Но тут... у меня как свет в глазах померк, и снова возникла картинка моей спальни в резиденции. Я и этот мужчина. Он ласково обнимает меня, я доверчиво прижимаюсь, и чувствую себя очень счастливой от того, что он рядом. От того, что он такой. От того, что сейчас между нами — только мы, только одежда. Которая легко и быстро снимается. Что все страхи и сомнения остались где-то в другой жизни, сейчас скрытой туманом забвения. И его слова...

«Я орвир. Орки однолюбы. Мы не сразу влюбляемся, но если это случилось... Это чувство — высший дар и проклятие. Потому что, если что-то идет не так — мужчина сходит с ума.»

— Ты понял давно... И не воспользовался.

— Я верил, что успею, — спокойно ответил Лирвейн. — Но первым успел мой заклятый друг.

— И не смущает? — почти эхом спросила я. — Что я уже его. И я хочу, чтобы всё так и осталось.

— Ты не знаешь, чего хочешь, — жестко ответил Лир. — Иначе сейчас просто разнесла бы тут всё. А так, родная, ты желаешь меня. Ты хочешь быть рядом, но злишься, боишься и неизвестно что ещё. Потому... я пользуюсь своей властью. Как и ты своей, когда держала меня на расстоянии раньше. Но сейчас, зайка, есть ещё одна проблема. Стихии. А ты нервная и как струна дрожишь. Ты не сможешь играть и выигрывать на той арене, куда вышла, если не будешь спокойна. Поэтому, сейчас... сейчас можешь кричать, пытаться вырваться, но в таком случае я не буду сдерживаться и просто возьму тебя, — он развернул меня к себе и с очевидным удовольствием провел рукой сначала по лицу, а потом сразу расстегнул несколько пуговиц, распахивая ворот платья, лаская грудь под тонкой сорочкой.

— Или ты позволяешь сделать то, что нужно. И сейчас не произойдет главного.

— Я вернусь к... — продолжить не успела.

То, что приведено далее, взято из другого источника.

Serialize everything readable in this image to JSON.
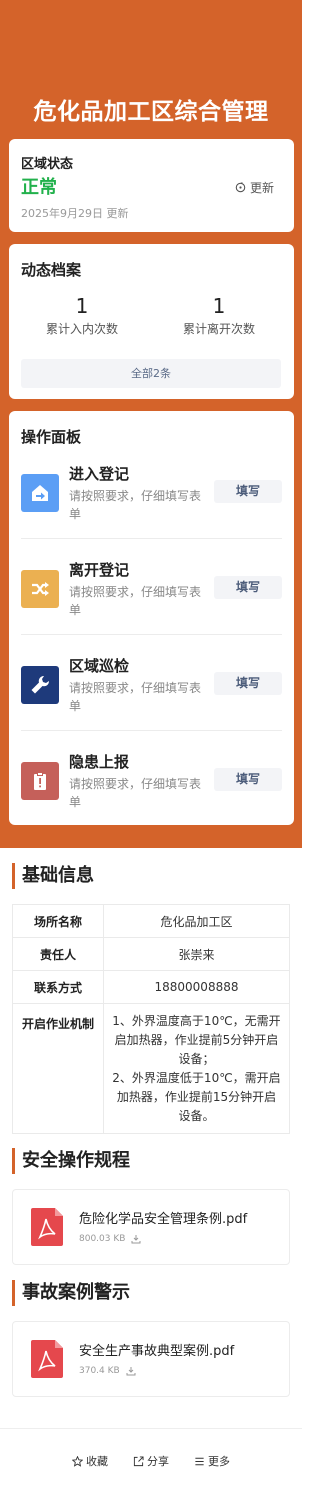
{
  "header": {
    "title": "危化品加工区综合管理"
  },
  "status_card": {
    "label": "区域状态",
    "value": "正常",
    "refresh_label": "更新",
    "updated_at": "2025年9月29日 更新"
  },
  "archive": {
    "title": "动态档案",
    "stats": [
      {
        "value": "1",
        "label": "累计入内次数"
      },
      {
        "value": "1",
        "label": "累计离开次数"
      }
    ],
    "all_label": "全部2条"
  },
  "ops": {
    "title": "操作面板",
    "items": [
      {
        "name": "进入登记",
        "desc": "请按照要求，仔细填写表单",
        "button": "填写",
        "icon": "enter-icon",
        "color": "#5b9ef5"
      },
      {
        "name": "离开登记",
        "desc": "请按照要求，仔细填写表单",
        "button": "填写",
        "icon": "shuffle-icon",
        "color": "#ebb051"
      },
      {
        "name": "区域巡检",
        "desc": "请按照要求，仔细填写表单",
        "button": "填写",
        "icon": "wrench-icon",
        "color": "#1e3a7b"
      },
      {
        "name": "隐患上报",
        "desc": "请按照要求，仔细填写表单",
        "button": "填写",
        "icon": "clipboard-alert-icon",
        "color": "#c5605a"
      }
    ]
  },
  "basic_info": {
    "title": "基础信息",
    "rows": [
      {
        "key": "场所名称",
        "value": "危化品加工区"
      },
      {
        "key": "责任人",
        "value": "张崇来"
      },
      {
        "key": "联系方式",
        "value": "18800008888"
      },
      {
        "key": "开启作业机制",
        "value": "1、外界温度高于10℃，无需开启加热器，作业提前5分钟开启设备；\n2、外界温度低于10℃，需开启加热器，作业提前15分钟开启设备。"
      }
    ]
  },
  "rules": {
    "title": "安全操作规程",
    "file": {
      "name": "危险化学品安全管理条例.pdf",
      "size": "800.03 KB",
      "icon": "pdf-icon"
    }
  },
  "cases": {
    "title": "事故案例警示",
    "file": {
      "name": "安全生产事故典型案例.pdf",
      "size": "370.4 KB",
      "icon": "pdf-icon"
    }
  },
  "bottom_bar": {
    "favorite": "收藏",
    "share": "分享",
    "more": "更多"
  },
  "colors": {
    "brand": "#d4632a",
    "status_ok": "#22b14c",
    "link": "#4a6b9a"
  }
}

Он склонился, закрывая мне рот поцелуем и, как только оторвался, яростно прошипел:

— Ты ещё не поняла? Я хочу сегодня быть с тобой, и мне не важно, чем придется «прикрыть» это желание. И ещё, я знаю, что ты хочешь быть со мной. У тебя выбор только один, Александра. Всё…. или не всё.

Ответить я не успела. Меня осторожно опрокинули на ковер и Лирвейн склонился, осторожно обводя овал моего лица и кривя губы в какой-то горькой усмешке:

— Знаешь, как больно... — тихо прошептал мужчина, нежно поглаживая мою бровь, касаясь скул, губ. — Знать, чувствовать, что ты сейчас с другим. Знать, что можешь забыть. Понимать, что можно приказать, и ты будешь со мной и моей. Будешь... но надолго ли? Любовь — такая хрупкая вещь, моя девочка. Твоя любовь. Это я привязан узами крепче стального троса, не порвешь, не вырвешься, не убежишь. А вот ты... счастье, что хоть что-то есть.